Description of the Snowflakes
This illustration appeared on a page of the 1845 raised-print edition of Denison Olmsted's physics textbook. It shows four types of snowflakes under magnification: one with bulbous ends, one with a fern-like pattern, one with six hexagons and stems, and one made of twelve diamonds. This page makes tactile what a sighted student would see in Olmsted's ink-printed textbook, but it also makes tactile what even sighted students could not observe directly in nature without the assistance of a microscope.

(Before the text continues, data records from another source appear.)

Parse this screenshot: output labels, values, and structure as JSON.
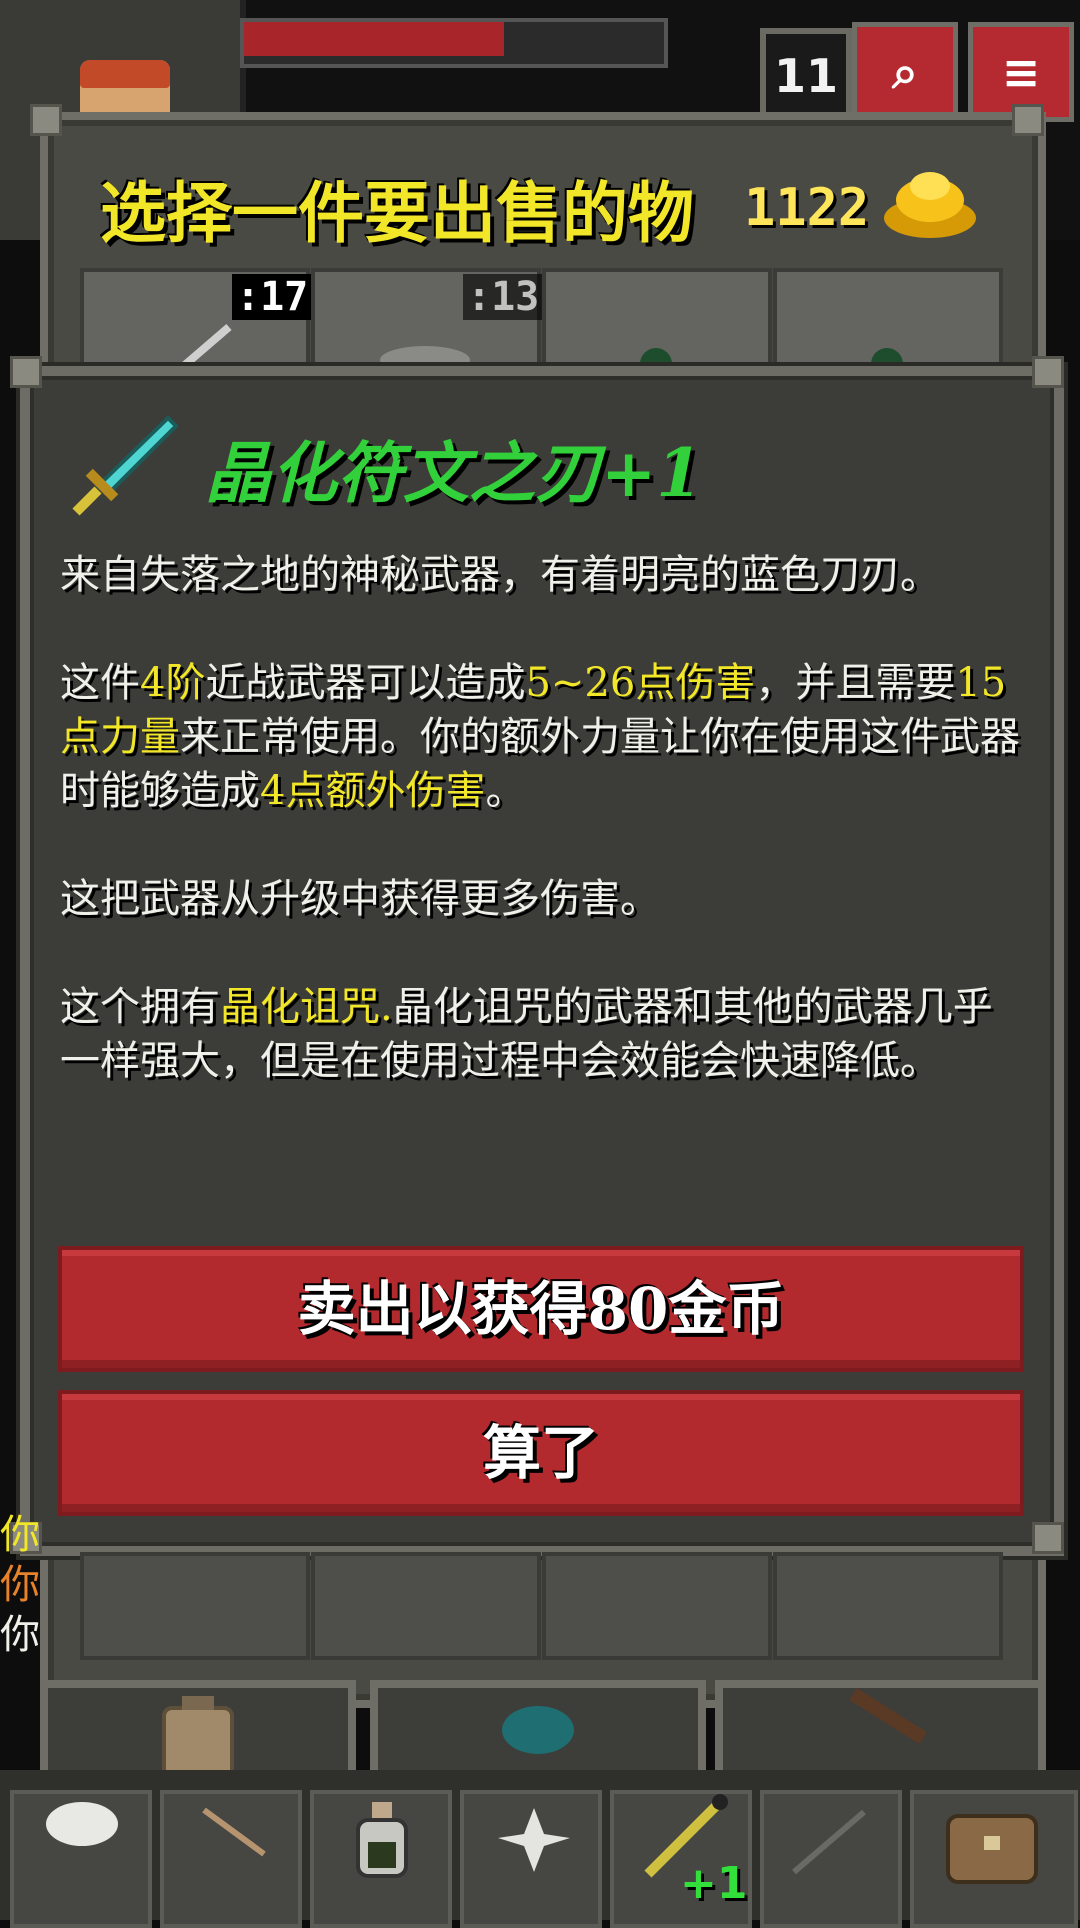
{
  "hud": {
    "depth": "11",
    "hp_fraction": 0.62,
    "journal_icon": "search-journal-icon",
    "menu_icon": "menu-icon"
  },
  "shop": {
    "title": "选择一件要出售的物",
    "gold": "1122",
    "gold_icon": "gold-pile-icon",
    "slots": [
      {
        "qty": ":17",
        "icon": "sword-icon"
      },
      {
        "qty": ":13",
        "icon": "stone-icon"
      },
      {
        "qty": "",
        "icon": "potion-icon"
      },
      {
        "qty": "",
        "icon": "potion-icon"
      }
    ]
  },
  "item": {
    "icon": "crystal-sword-icon",
    "name": "晶化符文之刃+1",
    "para1": "来自失落之地的神秘武器，有着明亮的蓝色刀刃。",
    "para2_a": "这件",
    "para2_tier": "4阶",
    "para2_b": "近战武器可以造成",
    "para2_dmg": "5~26点伤害",
    "para2_c": "，并且需要",
    "para2_str": "15点力量",
    "para2_d": "来正常使用。你的额外力量让你在使用这件武器时能够造成",
    "para2_extra": "4点额外伤害",
    "para2_e": "。",
    "para3": "这把武器从升级中获得更多伤害。",
    "para4_a": "这个拥有",
    "para4_curse": "晶化诅咒.",
    "para4_b": "晶化诅咒的武器和其他的武器几乎一样强大，但是在使用过程中会效能会快速降低。"
  },
  "buttons": {
    "sell": "卖出以获得80金币",
    "cancel": "算了"
  },
  "log": [
    "你",
    "你",
    "你"
  ],
  "toolbar": {
    "upgrade_badge": "+1"
  },
  "colors": {
    "highlight": "#f2e629",
    "item_name": "#32d03a",
    "button_red": "#b32a2e",
    "panel": "#3c3c38"
  }
}
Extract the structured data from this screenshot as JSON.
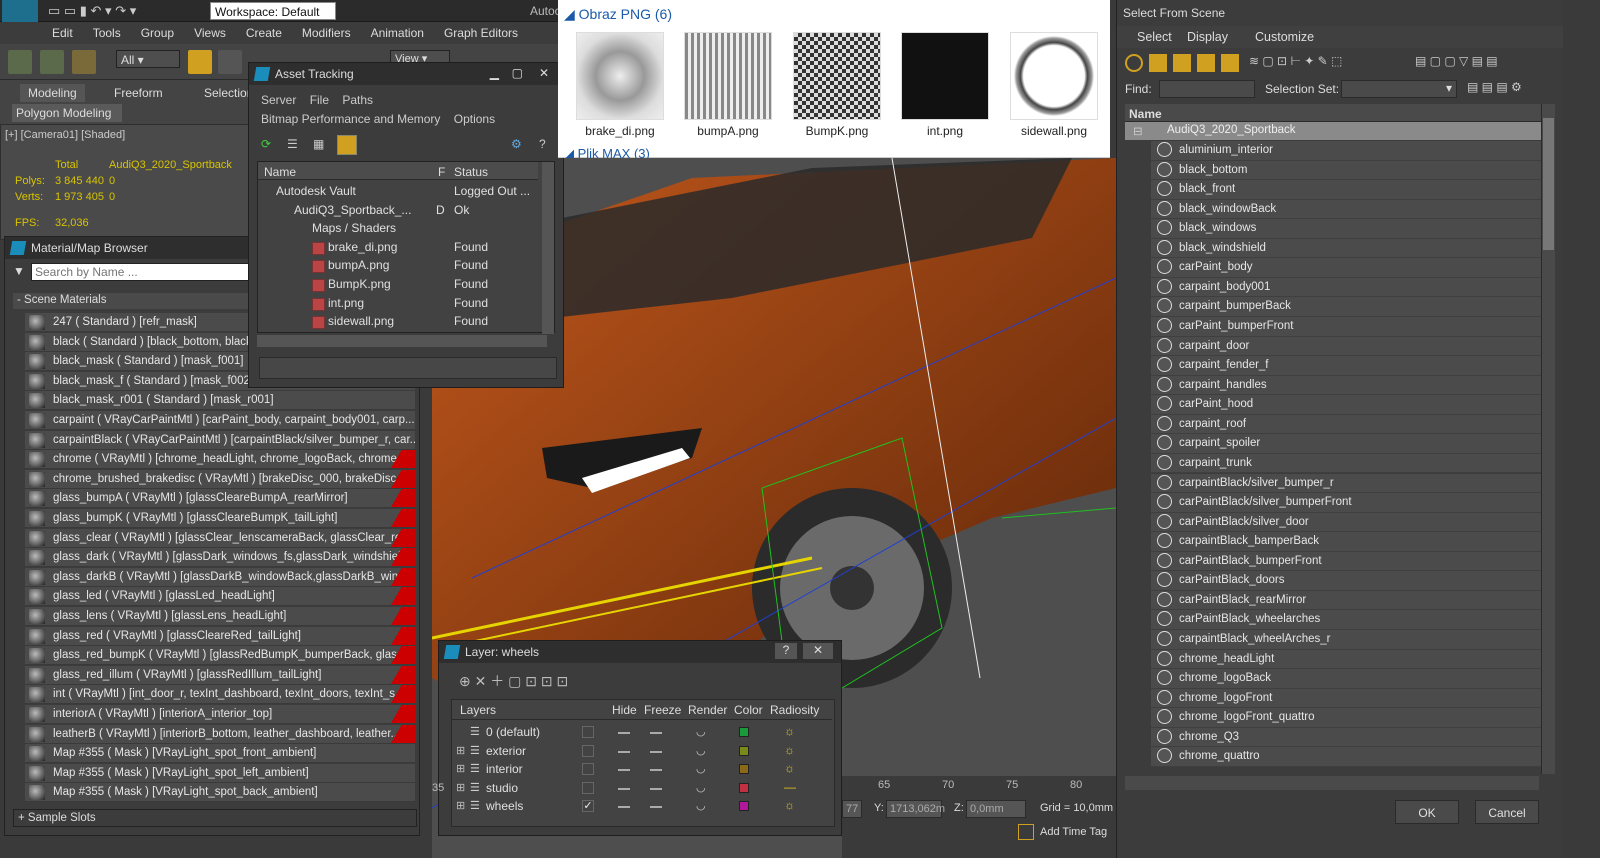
{
  "app": {
    "workspace_label": "Workspace: Default",
    "title_fragment": "Autoc"
  },
  "menu": [
    "Edit",
    "Tools",
    "Group",
    "Views",
    "Create",
    "Modifiers",
    "Animation",
    "Graph Editors"
  ],
  "toolbar": {
    "filter_value": "All",
    "view_value": "View"
  },
  "ribbon": {
    "tabs": [
      "Modeling",
      "Freeform",
      "Selection"
    ],
    "sub_label": "Polygon Modeling"
  },
  "viewport_label": "[+] [Camera01] [Shaded]",
  "stats": {
    "total_label": "Total",
    "object_name": "AudiQ3_2020_Sportback",
    "polys_label": "Polys:",
    "polys_value": "3 845 440",
    "polys_sel": "0",
    "verts_label": "Verts:",
    "verts_value": "1 973 405",
    "verts_sel": "0",
    "fps_label": "FPS:",
    "fps_value": "32,036"
  },
  "material_browser": {
    "title": "Material/Map Browser",
    "search_placeholder": "Search by Name ...",
    "section_scene": "- Scene Materials",
    "section_samples": "+ Sample Slots",
    "items": [
      "247 ( Standard ) [refr_mask]",
      "black ( Standard ) [black_bottom, black",
      "black_mask ( Standard ) [mask_f001]",
      "black_mask_f ( Standard ) [mask_f002]",
      "black_mask_r001 ( Standard ) [mask_r001]",
      "carpaint ( VRayCarPaintMtl ) [carPaint_body, carpaint_body001, carp...",
      "carpaintBlack ( VRayCarPaintMtl ) [carpaintBlack/silver_bumper_r, car...",
      "chrome ( VRayMtl ) [chrome_headLight, chrome_logoBack, chrome_...",
      "chrome_brushed_brakedisc ( VRayMtl ) [brakeDisc_000, brakeDisc_0...",
      "glass_bumpA ( VRayMtl ) [glassCleareBumpA_rearMirror]",
      "glass_bumpK ( VRayMtl ) [glassCleareBumpK_tailLight]",
      "glass_clear ( VRayMtl ) [glassClear_lenscameraBack, glassClear_rea...",
      "glass_dark ( VRayMtl ) [glassDark_windows_fs,glassDark_windshield]",
      "glass_darkB ( VRayMtl ) [glassDarkB_windowBack,glassDarkB_windo...",
      "glass_led ( VRayMtl ) [glassLed_headLight]",
      "glass_lens ( VRayMtl ) [glassLens_headLight]",
      "glass_red ( VRayMtl ) [glassCleareRed_tailLight]",
      "glass_red_bumpK ( VRayMtl ) [glassRedBumpK_bumperBack, glassRe...",
      "glass_red_illum ( VRayMtl ) [glassRedIllum_tailLight]",
      "int ( VRayMtl ) [int_door_r, texInt_dashboard, texInt_doors, texInt_s...",
      "interiorA ( VRayMtl ) [interiorA_interior_top]",
      "leatherB ( VRayMtl ) [interiorB_bottom, leather_dashboard, leather...",
      "Map #355 ( Mask ) [VRayLight_spot_front_ambient]",
      "Map #355 ( Mask ) [VRayLight_spot_left_ambient]",
      "Map #355 ( Mask ) [VRayLight_spot_back_ambient]"
    ]
  },
  "asset_tracking": {
    "title": "Asset Tracking",
    "menu": [
      "Server",
      "File",
      "Paths"
    ],
    "menu2": [
      "Bitmap Performance and Memory",
      "Options"
    ],
    "columns": [
      "Name",
      "F",
      "Status"
    ],
    "rows": [
      {
        "name": "Autodesk Vault",
        "f": "",
        "status": "Logged Out ..."
      },
      {
        "name": "AudiQ3_Sportback_...",
        "f": "D",
        "status": "Ok"
      },
      {
        "name": "Maps / Shaders",
        "f": "",
        "status": ""
      },
      {
        "name": "brake_di.png",
        "f": "",
        "status": "Found"
      },
      {
        "name": "bumpA.png",
        "f": "",
        "status": "Found"
      },
      {
        "name": "BumpK.png",
        "f": "",
        "status": "Found"
      },
      {
        "name": "int.png",
        "f": "",
        "status": "Found"
      },
      {
        "name": "sidewall.png",
        "f": "",
        "status": "Found"
      }
    ]
  },
  "thumbnails": {
    "group_title": "Obraz PNG (6)",
    "group2_title": "Plik MAX (3)",
    "items": [
      "brake_di.png",
      "bumpA.png",
      "BumpK.png",
      "int.png",
      "sidewall.png"
    ]
  },
  "select_scene": {
    "title": "Select From Scene",
    "menu": [
      "Select",
      "Display",
      "Customize"
    ],
    "find_label": "Find:",
    "selection_set_label": "Selection Set:",
    "column_name": "Name",
    "root": "AudiQ3_2020_Sportback",
    "items": [
      "aluminium_interior",
      "black_bottom",
      "black_front",
      "black_windowBack",
      "black_windows",
      "black_windshield",
      "carPaint_body",
      "carpaint_body001",
      "carpaint_bumperBack",
      "carPaint_bumperFront",
      "carpaint_door",
      "carpaint_fender_f",
      "carpaint_handles",
      "carPaint_hood",
      "carpaint_roof",
      "carpaint_spoiler",
      "carpaint_trunk",
      "carpaintBlack/silver_bumper_r",
      "carPaintBlack/silver_bumperFront",
      "carPaintBlack/silver_door",
      "carpaintBlack_bamperBack",
      "carPaintBlack_bumperFront",
      "carPaintBlack_doors",
      "carPaintBlack_rearMirror",
      "carPaintBlack_wheelarches",
      "carpaintBlack_wheelArches_r",
      "chrome_headLight",
      "chrome_logoBack",
      "chrome_logoFront",
      "chrome_logoFront_quattro",
      "chrome_Q3",
      "chrome_quattro"
    ],
    "ok_label": "OK",
    "cancel_label": "Cancel"
  },
  "layer_dialog": {
    "title": "Layer: wheels",
    "help": "?",
    "columns": [
      "Layers",
      "Hide",
      "Freeze",
      "Render",
      "Color",
      "Radiosity"
    ],
    "rows": [
      {
        "name": "0 (default)",
        "color": "#1a9b3a",
        "radiosity_icon": "lamp-icon",
        "current": false
      },
      {
        "name": "exterior",
        "color": "#7a8a1a",
        "radiosity_icon": "lamp-icon",
        "current": false
      },
      {
        "name": "interior",
        "color": "#8a6a1a",
        "radiosity_icon": "lamp-icon",
        "current": false
      },
      {
        "name": "studio",
        "color": "#c03040",
        "radiosity_icon": "dash-icon",
        "current": false
      },
      {
        "name": "wheels",
        "color": "#b01a9a",
        "radiosity_icon": "lamp-icon",
        "current": true
      }
    ]
  },
  "statusbar": {
    "x_value": "77",
    "y_label": "Y:",
    "y_value": "1713,062m",
    "z_label": "Z:",
    "z_value": "0,0mm",
    "grid_label": "Grid = 10,0mm",
    "add_time_tag": "Add Time Tag",
    "ruler": [
      "65",
      "70",
      "75",
      "80"
    ],
    "ruler_left": "35"
  },
  "colors": {
    "accent": "#1a8dbb",
    "max_bg": "#3c3c3c",
    "car_orange": "#b0501a",
    "stat_yellow": "#d8c400"
  }
}
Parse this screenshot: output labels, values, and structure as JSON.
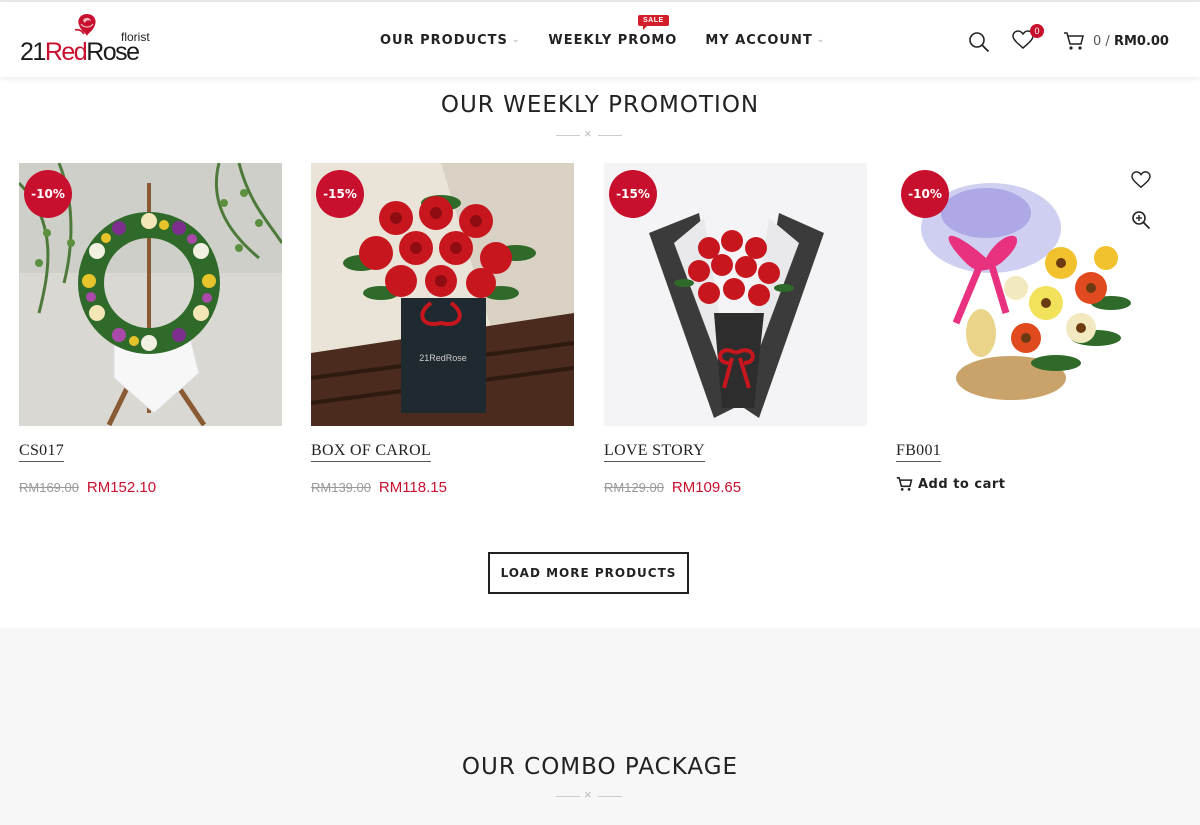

Henry G. Stephens Learns to Read Again
Henry Stephens had been deaf for twenty-seven years when he lost his sight. Within three years, he learned Boston Line Type and read all the books he could get his hands on. Still, his initial efforts were not without frustration. In 1891, Stephens recounted learning to read Boston Line Type:
“For the first three months I labored diligently, early and late, upon the easy spelling and reading lessons in the primer, often spending entire days and evenings in fingering a single page…[I managed] to master the Morning and Evening Services and the Litany of the Protestant Episcopal Church, with which I was not familiar, in about eighteen months… There were times when, elated with my success, I gave loud-voiced utterances to expressions of pure delight. There were many times of discouragement, when I felt that all my efforts were useless.”